Lost in the Cotswolds

May 22, 2018

The Old Stocks Inn. Being fabulous since the 1500’s.
The stairs to get to our room.
Our fabulous room/suite. Really a treat.

We are at the Old Stocks Inn in Stow-on-the-Wold in the Cotswolds. Oh. My. Gosh. We are up three winding staircases, through two fire doors, down two hallways, and the door has a real lock and key. There is no air conditioning and there are several low beams that have to be navigated around in order to move in the room. There is not a level surface in the entire building. IT IS THE BEST! This inn was built in the 1600s. It has been updated and decorated perfectly. It is somehow both ancient and fresh and cool. 

We started the day leaving Bath and actually saw entire neighborhoods and areas that we missed yesterday, including a lawn so steep that it has to be kept trimmed by sheep. 
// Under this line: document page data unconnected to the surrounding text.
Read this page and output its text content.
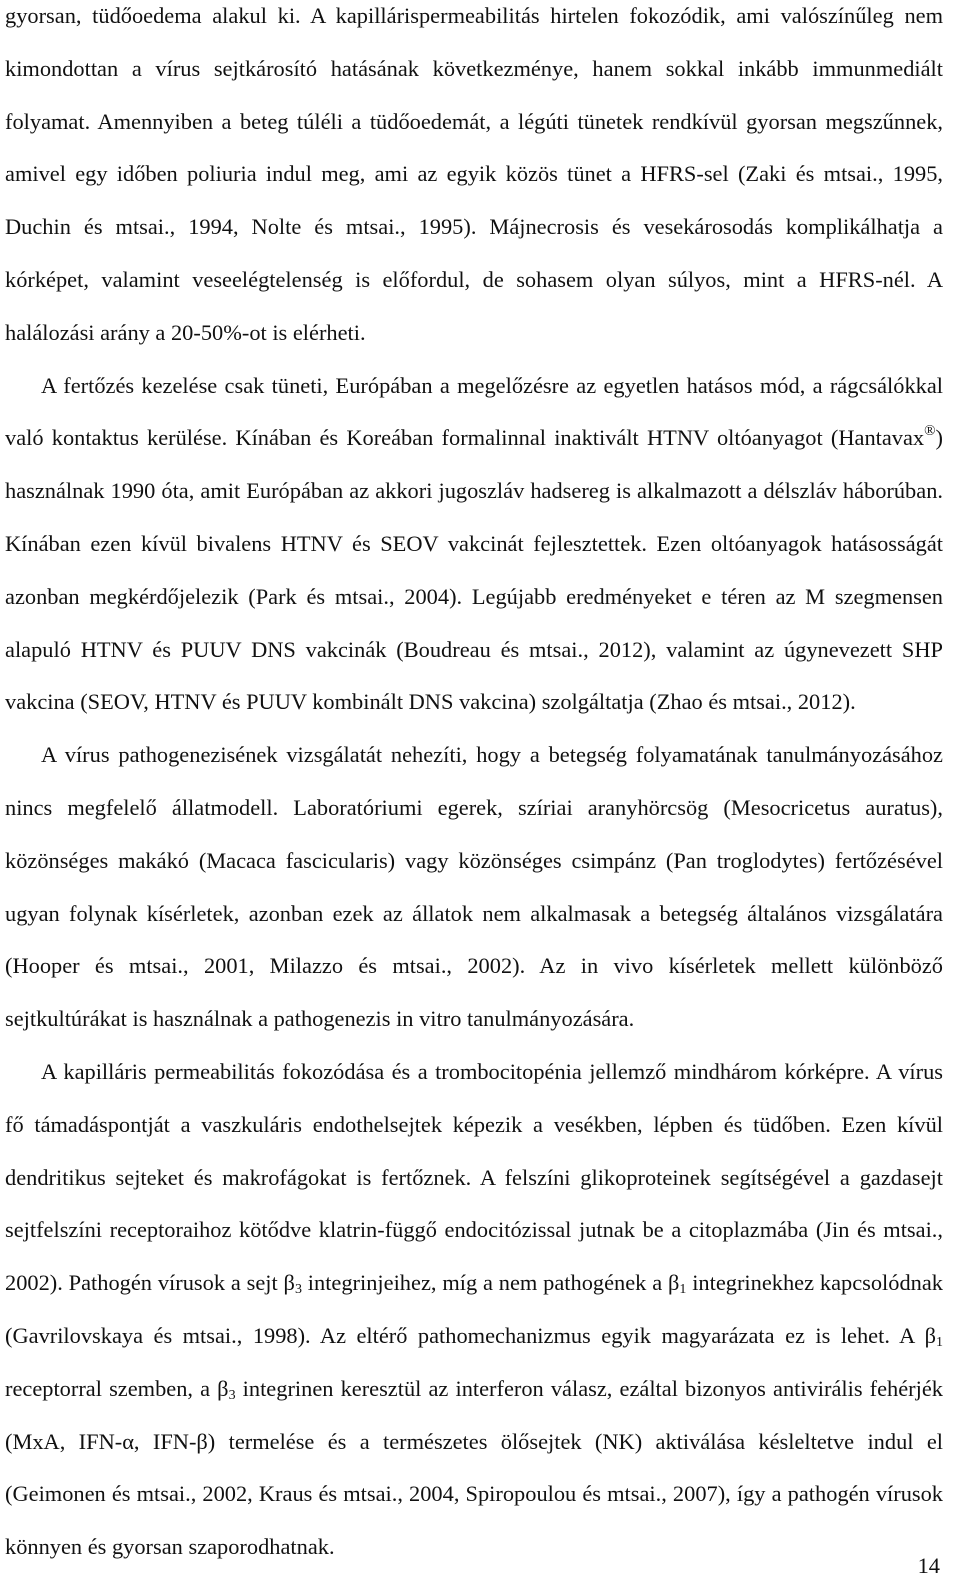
gyorsan, tüdőoedema alakul ki. A kapillárispermeabilitás hirtelen fokozódik, ami valószínűleg nem kimondottan a vírus sejtkárosító hatásának következménye, hanem sokkal inkább immunmediált folyamat. Amennyiben a beteg túléli a tüdőoedemát, a légúti tünetek rendkívül gyorsan megszűnnek, amivel egy időben poliuria indul meg, ami az egyik közös tünet a HFRS-sel (Zaki és mtsai., 1995, Duchin és mtsai., 1994, Nolte és mtsai., 1995). Májnecrosis és vesekárosodás komplikálhatja a kórképet, valamint veseelégtelenség is előfordul, de sohasem olyan súlyos, mint a HFRS-nél. A halálozási arány a 20-50%-ot is elérheti.

A fertőzés kezelése csak tüneti, Európában a megelőzésre az egyetlen hatásos mód, a rágcsálókkal való kontaktus kerülése. Kínában és Koreában formalinnal inaktivált HTNV oltóanyagot (Hantavax®) használnak 1990 óta, amit Európában az akkori jugoszláv hadsereg is alkalmazott a délszláv háborúban. Kínában ezen kívül bivalens HTNV és SEOV vakcinát fejlesztettek. Ezen oltóanyagok hatásosságát azonban megkérdőjelezik (Park és mtsai., 2004). Legújabb eredményeket e téren az M szegmensen alapuló HTNV és PUUV DNS vakcinák (Boudreau és mtsai., 2012), valamint az úgynevezett SHP vakcina (SEOV, HTNV és PUUV kombinált DNS vakcina) szolgáltatja (Zhao és mtsai., 2012).

A vírus pathogenezisének vizsgálatát nehezíti, hogy a betegség folyamatának tanulmányozásához nincs megfelelő állatmodell. Laboratóriumi egerek, szíriai aranyhörcsög (Mesocricetus auratus), közönséges makákó (Macaca fascicularis) vagy közönséges csimpánz (Pan troglodytes) fertőzésével ugyan folynak kísérletek, azonban ezek az állatok nem alkalmasak a betegség általános vizsgálatára (Hooper és mtsai., 2001, Milazzo és mtsai., 2002). Az in vivo kísérletek mellett különböző sejtkultúrákat is használnak a pathogenezis in vitro tanulmányozására.

A kapilláris permeabilitás fokozódása és a trombocitopénia jellemző mindhárom kórképre. A vírus fő támadáspontját a vaszkuláris endothelsejtek képezik a vesékben, lépben és tüdőben. Ezen kívül dendritikus sejteket és makrofágokat is fertőznek. A felszíni glikoproteinek segítségével a gazdasejt sejtfelszíni receptoraihoz kötődve klatrin-függő endocitózissal jutnak be a citoplazmába (Jin és mtsai., 2002). Pathogén vírusok a sejt $\beta_3$ integrinjeihez, míg a nem pathogének a $\beta_1$ integrinekhez kapcsolódnak (Gavrilovskaya és mtsai., 1998). Az eltérő pathomechanizmus egyik magyarázata ez is lehet. A $\beta_1$ receptorral szemben, a $\beta_3$ integrinen keresztül az interferon válasz, ezáltal bizonyos antivirális fehérjék (MxA, IFN-α, IFN-β) termelése és a természetes ölősejtek (NK) aktiválása késleltetve indul el (Geimonen és mtsai., 2002, Kraus és mtsai., 2004, Spiropoulou és mtsai., 2007), így a pathogén vírusok könnyen és gyorsan szaporodhatnak.

14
If the drive from London to Bath is similar to Middle Tennessee the drive from Bath to the Cotswolds is more like East Tennessee. It is hilly, windy, rural, and very green. We briefly toured Avebury, which is a village built inside a Henge (earthen circle with ancient stones, because druids), but we did not walk the entire Henge because there were too many other cool things to see. 

From there we drove to Castle Coombe which was initially built in medieval times. The market square still stands just as it did a century ago. 

Laycock Abbey. Lovely to visit. Cold and miserable to live there.

Then to Lacock Village, which has been used in movies and is the village seen in Downton Abbey. Harry Potter was filmed (a few scenes) at Lacock Abbey. We met the curator who was from Cookeville. The gardens were beautiful although we were a little early for the giant peonies to bloom. This served as an abbey until Henry VIII, but then became a manor house and a family home. I don’t care how rich you are or how important you are, you can’t make a medieval abbey into a comfortable family home. It was beautiful, but I can’t imagine having lived there. 

Laycock Abbey

We added the village of Bilbury which was a center of the wool market and an original example of cottage industry. Farmers raised sheep for wool. Their wives wove the wool into cloth and then washed it in the River Colne, then they took it to Fulling Mill and from there to market in the center of town. Henry Ford tried to buy all the cottages as an example of industriousness. England said no. 

Literally, a mill stream.

Then to Burford, another beautiful village featuring an ancient church complete with 17th century graffiti and gunshot holes in the wall from where Cromwell assassinated deserters. 

They are SERIOUS about their gardens in England.

We had a great dinner at the Kings Arms in Stow On The Wold and made friends with a couple from Australia who are doing a farewell tour of their children and siblings. The lively, fun lady has been diagnosed with Parkinson’s so she is going out big while she can. They were great.

Dinner at The King’s Arms

The Cotswolds don’t have the big historic monuments, but they are real and timeless and so pleasant just to walk around in. I keep thinking that there is nothing to top the day before, and yet each day has been perfect in its own way.